There, in the Uruguay Round, TRIPS was attempted to be negotiated on the strength of allowing market access and threats of unilateral sanctions. The package deal worked. What was not being achieved consensually at the WIPO was achieved multilaterally at the WTO.

Prior to TRIPS, only the process of manufacture of drugs and chemicals was patentable in India, enabling reverse engineering domestically of new molecules introduced in the world markets. This is set to change at the end of 2004, but retrospectively from 1995.

Product patent applications are already being filed and stored datewise after the WTO ruled in the "India MailBox case". India, as a developing country, has been allowed 10 years from 1995 to make the transition to a full patent regime. Least developed countries have time till 2016. Under TRIPS, this is supposed to be a concession.
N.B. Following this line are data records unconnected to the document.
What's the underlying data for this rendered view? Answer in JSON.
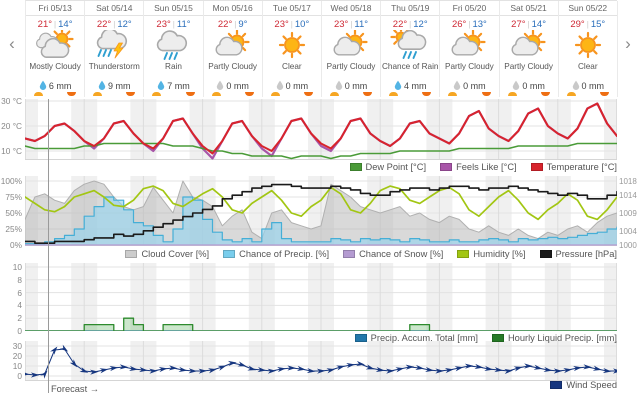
{
  "nav": {
    "prev": "‹",
    "next": "›"
  },
  "labels": {
    "forecast_marker": "Forecast →"
  },
  "colors": {
    "high_temp": "#cf2a36",
    "low_temp": "#2a6ebb",
    "night_band": "#f0f0f0",
    "now_line": "#9a9a9a",
    "sunrise": "#f6a623",
    "sunset": "#ee6e12",
    "wet_droplet": "#53b4e4",
    "dry_droplet": "#c9c9c9"
  },
  "days": [
    {
      "date": "Fri 05/13",
      "high": "21°",
      "low": "14°",
      "icon": "mostly-cloudy",
      "condition": "Mostly Cloudy",
      "precip": "6 mm",
      "wet": true
    },
    {
      "date": "Sat 05/14",
      "high": "22°",
      "low": "12°",
      "icon": "thunderstorm",
      "condition": "Thunderstorm",
      "precip": "9 mm",
      "wet": true
    },
    {
      "date": "Sun 05/15",
      "high": "23°",
      "low": "11°",
      "icon": "rain",
      "condition": "Rain",
      "precip": "7 mm",
      "wet": true
    },
    {
      "date": "Mon 05/16",
      "high": "22°",
      "low": "9°",
      "icon": "partly-cloudy",
      "condition": "Partly Cloudy",
      "precip": "0 mm",
      "wet": false
    },
    {
      "date": "Tue 05/17",
      "high": "23°",
      "low": "10°",
      "icon": "clear",
      "condition": "Clear",
      "precip": "0 mm",
      "wet": false
    },
    {
      "date": "Wed 05/18",
      "high": "23°",
      "low": "11°",
      "icon": "partly-cloudy",
      "condition": "Partly Cloudy",
      "precip": "0 mm",
      "wet": false
    },
    {
      "date": "Thu 05/19",
      "high": "22°",
      "low": "12°",
      "icon": "chance-of-rain",
      "condition": "Chance of Rain",
      "precip": "4 mm",
      "wet": true
    },
    {
      "date": "Fri 05/20",
      "high": "26°",
      "low": "13°",
      "icon": "partly-cloudy",
      "condition": "Partly Cloudy",
      "precip": "0 mm",
      "wet": false
    },
    {
      "date": "Sat 05/21",
      "high": "27°",
      "low": "14°",
      "icon": "partly-cloudy",
      "condition": "Partly Cloudy",
      "precip": "0 mm",
      "wet": false
    },
    {
      "date": "Sun 05/22",
      "high": "29°",
      "low": "15°",
      "icon": "clear",
      "condition": "Clear",
      "precip": "0 mm",
      "wet": false
    }
  ],
  "legends": [
    [
      {
        "label": "Dew Point [°C]",
        "color": "#4a9b38"
      },
      {
        "label": "Feels Like [°C]",
        "color": "#a855a8"
      },
      {
        "label": "Temperature [°C]",
        "color": "#d8242c"
      }
    ],
    [
      {
        "label": "Cloud Cover [%]",
        "color": "#cccccc"
      },
      {
        "label": "Chance of Precip. [%]",
        "color": "#79cdec"
      },
      {
        "label": "Chance of Snow [%]",
        "color": "#b49bd1"
      },
      {
        "label": "Humidity [%]",
        "color": "#a2c613"
      },
      {
        "label": "Pressure [hPa]",
        "color": "#1a1a1a"
      }
    ],
    [
      {
        "label": "Precip. Accum. Total [mm]",
        "color": "#2277aa"
      },
      {
        "label": "Hourly Liquid Precip. [mm]",
        "color": "#267a26"
      }
    ],
    [
      {
        "label": "Wind Speed",
        "color": "#16367f"
      }
    ]
  ],
  "chart_data": [
    {
      "type": "line",
      "title": "Temperature / Feels Like / Dew Point",
      "x_axis": {
        "days": 10,
        "samples_per_day": 6,
        "unit": "4-hour steps"
      },
      "ylabel": "°C",
      "ylim": [
        6,
        30
      ],
      "left_ticks": [
        {
          "v": 30,
          "label": "30 °C"
        },
        {
          "v": 20,
          "label": "20 °C"
        },
        {
          "v": 10,
          "label": "10 °C"
        }
      ],
      "series": [
        {
          "name": "Feels Like [°C]",
          "color": "#a855a8",
          "style": "line",
          "width": 2.2,
          "values": [
            15,
            14,
            16,
            20,
            21,
            18,
            14,
            11,
            15,
            21,
            22,
            17,
            13,
            10,
            15,
            22,
            23,
            17,
            11,
            7,
            14,
            21,
            22,
            16,
            11,
            8,
            15,
            22,
            23,
            17,
            12,
            10,
            15,
            22,
            23,
            17,
            14,
            12,
            15,
            21,
            22,
            17,
            15,
            13,
            17,
            24,
            26,
            19,
            16,
            14,
            18,
            25,
            27,
            20,
            17,
            15,
            19,
            27,
            29,
            21,
            16
          ]
        },
        {
          "name": "Dew Point [°C]",
          "color": "#4a9b38",
          "style": "line",
          "width": 1.6,
          "values": [
            12,
            11,
            11,
            11,
            11,
            11,
            12,
            12,
            13,
            13,
            13,
            13,
            13,
            13,
            13,
            12,
            12,
            12,
            11,
            10,
            10,
            9,
            9,
            8,
            8,
            8,
            8,
            7,
            8,
            8,
            8,
            7,
            8,
            8,
            9,
            9,
            9,
            9,
            10,
            10,
            10,
            10,
            10,
            10,
            11,
            11,
            11,
            11,
            11,
            11,
            12,
            12,
            12,
            12,
            12,
            12,
            13,
            13,
            13,
            13,
            13
          ]
        },
        {
          "name": "Temperature [°C]",
          "color": "#d8242c",
          "style": "line",
          "width": 2,
          "values": [
            15,
            14,
            16,
            20,
            21,
            18,
            14,
            12,
            15,
            21,
            22,
            17,
            13,
            11,
            15,
            22,
            23,
            17,
            12,
            9,
            14,
            21,
            22,
            16,
            12,
            10,
            15,
            22,
            23,
            17,
            13,
            11,
            15,
            22,
            23,
            17,
            14,
            12,
            15,
            21,
            22,
            17,
            15,
            13,
            17,
            24,
            26,
            19,
            16,
            14,
            18,
            25,
            27,
            20,
            17,
            15,
            19,
            27,
            29,
            21,
            16
          ]
        }
      ]
    },
    {
      "type": "mixed",
      "title": "Cloud Cover / Chance of Precip. / Chance of Snow / Humidity / Pressure",
      "x_axis": {
        "days": 10,
        "samples_per_day": 6,
        "unit": "4-hour steps"
      },
      "ylim": [
        0,
        100
      ],
      "right_ylim": [
        1000,
        1018
      ],
      "left_ticks": [
        {
          "v": 100,
          "label": "100%"
        },
        {
          "v": 75,
          "label": "75%"
        },
        {
          "v": 50,
          "label": "50%"
        },
        {
          "v": 25,
          "label": "25%"
        },
        {
          "v": 0,
          "label": "0%"
        }
      ],
      "right_ticks": [
        {
          "v": 1018,
          "label": "1018"
        },
        {
          "v": 1014,
          "label": "1014"
        },
        {
          "v": 1009,
          "label": "1009"
        },
        {
          "v": 1004,
          "label": "1004"
        },
        {
          "v": 1000,
          "label": "1000"
        }
      ],
      "series": [
        {
          "name": "Cloud Cover [%]",
          "color": "#b0b0b0",
          "style": "area",
          "width": 1,
          "fill": "rgba(185,185,185,0.55)",
          "values": [
            40,
            75,
            80,
            70,
            65,
            85,
            95,
            100,
            95,
            75,
            60,
            55,
            60,
            90,
            70,
            50,
            100,
            75,
            70,
            60,
            30,
            45,
            55,
            20,
            10,
            50,
            55,
            35,
            30,
            25,
            30,
            95,
            85,
            75,
            60,
            55,
            50,
            55,
            60,
            45,
            50,
            40,
            35,
            45,
            40,
            25,
            20,
            30,
            20,
            15,
            25,
            15,
            10,
            20,
            15,
            25,
            30,
            20,
            35,
            45,
            50
          ]
        },
        {
          "name": "Chance of Precip. [%]",
          "color": "#45aed6",
          "style": "step-area",
          "width": 1.2,
          "fill": "rgba(150,212,238,0.65)",
          "values": [
            2,
            2,
            5,
            10,
            15,
            25,
            45,
            60,
            75,
            70,
            55,
            35,
            30,
            15,
            5,
            25,
            75,
            70,
            40,
            20,
            8,
            5,
            10,
            5,
            25,
            35,
            10,
            5,
            5,
            5,
            5,
            10,
            8,
            5,
            10,
            8,
            10,
            8,
            5,
            10,
            8,
            5,
            5,
            8,
            5,
            5,
            8,
            10,
            8,
            5,
            10,
            8,
            10,
            12,
            10,
            12,
            15,
            18,
            20,
            25,
            28
          ]
        },
        {
          "name": "Chance of Snow [%]",
          "color": "#b49bd1",
          "style": "line",
          "width": 1.2,
          "values": [
            0,
            0,
            0,
            0,
            0,
            0,
            0,
            0,
            0,
            0,
            0,
            0,
            0,
            0,
            0,
            0,
            0,
            0,
            0,
            0,
            0,
            0,
            0,
            0,
            0,
            0,
            0,
            0,
            0,
            0,
            0,
            0,
            0,
            0,
            0,
            0,
            0,
            0,
            0,
            0,
            0,
            0,
            0,
            0,
            0,
            0,
            0,
            0,
            0,
            0,
            0,
            0,
            0,
            0,
            0,
            0,
            0,
            0,
            0,
            0,
            0
          ]
        },
        {
          "name": "Humidity [%]",
          "color": "#a2c613",
          "style": "line",
          "width": 1.7,
          "values": [
            75,
            65,
            55,
            52,
            60,
            75,
            80,
            85,
            75,
            62,
            60,
            70,
            88,
            92,
            85,
            65,
            60,
            70,
            80,
            88,
            75,
            55,
            50,
            65,
            75,
            85,
            70,
            50,
            45,
            60,
            70,
            90,
            80,
            55,
            50,
            65,
            85,
            92,
            88,
            70,
            65,
            75,
            85,
            90,
            80,
            55,
            45,
            60,
            75,
            85,
            70,
            50,
            40,
            55,
            65,
            80,
            70,
            45,
            40,
            55,
            75
          ]
        },
        {
          "name": "Pressure [hPa]",
          "color": "#1a1a1a",
          "style": "step",
          "width": 1.6,
          "axis": "right",
          "values": [
            1001,
            1000.5,
            1000.5,
            1001,
            1001,
            1001,
            1001.5,
            1002,
            1002,
            1003,
            1002.5,
            1003,
            1004,
            1005,
            1006,
            1007,
            1008,
            1009,
            1010,
            1011,
            1013,
            1014,
            1015,
            1016,
            1016.5,
            1017,
            1017,
            1016.5,
            1016,
            1016,
            1016,
            1016.5,
            1016,
            1015.5,
            1014.5,
            1014,
            1014,
            1015,
            1015.5,
            1016,
            1016,
            1015.5,
            1016,
            1016.5,
            1016.5,
            1016,
            1015.5,
            1016,
            1016,
            1016.5,
            1016,
            1015.5,
            1015,
            1014.5,
            1014,
            1014.5,
            1014,
            1013,
            1013,
            1014,
            1015
          ]
        }
      ]
    },
    {
      "type": "area",
      "title": "Precipitation",
      "x_axis": {
        "days": 10,
        "samples_per_day": 6,
        "unit": "4-hour steps"
      },
      "ylabel": "mm",
      "ylim": [
        0,
        10
      ],
      "left_ticks": [
        {
          "v": 10,
          "label": "10"
        },
        {
          "v": 8,
          "label": "8"
        },
        {
          "v": 6,
          "label": "6"
        },
        {
          "v": 4,
          "label": "4"
        },
        {
          "v": 2,
          "label": "2"
        },
        {
          "v": 0,
          "label": "0"
        }
      ],
      "series": [
        {
          "name": "Precip. Accum. Total [mm]",
          "color": "#2277aa",
          "style": "line",
          "width": 1.2,
          "values": [
            0,
            0,
            0,
            0,
            0,
            0,
            0,
            0,
            0,
            0,
            0,
            0,
            0,
            0,
            0,
            0,
            0,
            0,
            0,
            0,
            0,
            0,
            0,
            0,
            0,
            0,
            0,
            0,
            0,
            0,
            0,
            0,
            0,
            0,
            0,
            0,
            0,
            0,
            0,
            0,
            0,
            0,
            0,
            0,
            0,
            0,
            0,
            0,
            0,
            0,
            0,
            0,
            0,
            0,
            0,
            0,
            0,
            0,
            0,
            0,
            0
          ]
        },
        {
          "name": "Hourly Liquid Precip. [mm]",
          "color": "#2e8b2e",
          "style": "step-area",
          "width": 1.3,
          "fill": "rgba(110,185,110,0.35)",
          "values": [
            0,
            0,
            0,
            0,
            0,
            0,
            1,
            1,
            1,
            0,
            2,
            1,
            0,
            0,
            1,
            1,
            1,
            0,
            0,
            0,
            0,
            0,
            0,
            0,
            0,
            0,
            0,
            0,
            0,
            0,
            0,
            0,
            0,
            0,
            0,
            0,
            0,
            0,
            0,
            1,
            1,
            0,
            0,
            0,
            0,
            0,
            0,
            0,
            0,
            0,
            0,
            0,
            0,
            0,
            0,
            0,
            0,
            0,
            0,
            0,
            0
          ]
        }
      ]
    },
    {
      "type": "line",
      "title": "Wind Speed",
      "x_axis": {
        "days": 10,
        "samples_per_day": 6,
        "unit": "4-hour steps"
      },
      "ylim": [
        0,
        35
      ],
      "left_ticks": [
        {
          "v": 30,
          "label": "30"
        },
        {
          "v": 20,
          "label": "20"
        },
        {
          "v": 10,
          "label": "10"
        },
        {
          "v": 0,
          "label": "0"
        }
      ],
      "series": [
        {
          "name": "Wind Speed",
          "color": "#16367f",
          "style": "line",
          "width": 1,
          "markers": "arrow",
          "values": [
            2,
            1,
            2,
            26,
            27,
            12,
            5,
            4,
            6,
            8,
            9,
            7,
            6,
            5,
            7,
            8,
            6,
            5,
            5,
            6,
            9,
            13,
            11,
            7,
            6,
            5,
            7,
            8,
            7,
            5,
            5,
            6,
            9,
            11,
            12,
            8,
            6,
            5,
            7,
            9,
            8,
            6,
            5,
            6,
            8,
            10,
            9,
            7,
            6,
            5,
            8,
            10,
            8,
            6,
            5,
            6,
            8,
            9,
            7,
            5,
            5
          ]
        }
      ]
    }
  ]
}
It is against this concession, however, that TRIPS mandates a five-year EMR in the interim in exchange for letting the corresponding product patent application lie in the mailbox to be opened only after January 1, 2005 and until it is thereafter decided. Also, an EMR can be granted only for post-1995 molecules and only after a marketing approval is granted.

But most significantly, an EMR does not require the rigorous examination process as for a patent and can, therefore, be obtained more easily.

The result is that whereas product patents for drugs and medicines are deferred under a concession, an EMR is available in the meantime, to much the same effect and more easily. The most apt way to describe an EMR is as a case of less being more. So much for the concession!

As to who invented the EMR, a broad coalition of developed nations, their patent-owning transnational corporations and their patent attorneys that drafted TRIPS deserve credit for its EMR provision as well.

The EMR, being a purely transitory provision, will be history in just a few years. But policy options for less developed nations will continue to shrink in the canvas of multilateral negotiations.

India, with its relatively advanced scientific-technological base, looks likely to succeed in eventually becoming a part of such a coalition, but the prospects are bleak for many other developing and the least developed nations.

The author is counsel to the directorate general of anti dumping and allied duties. These views are personal.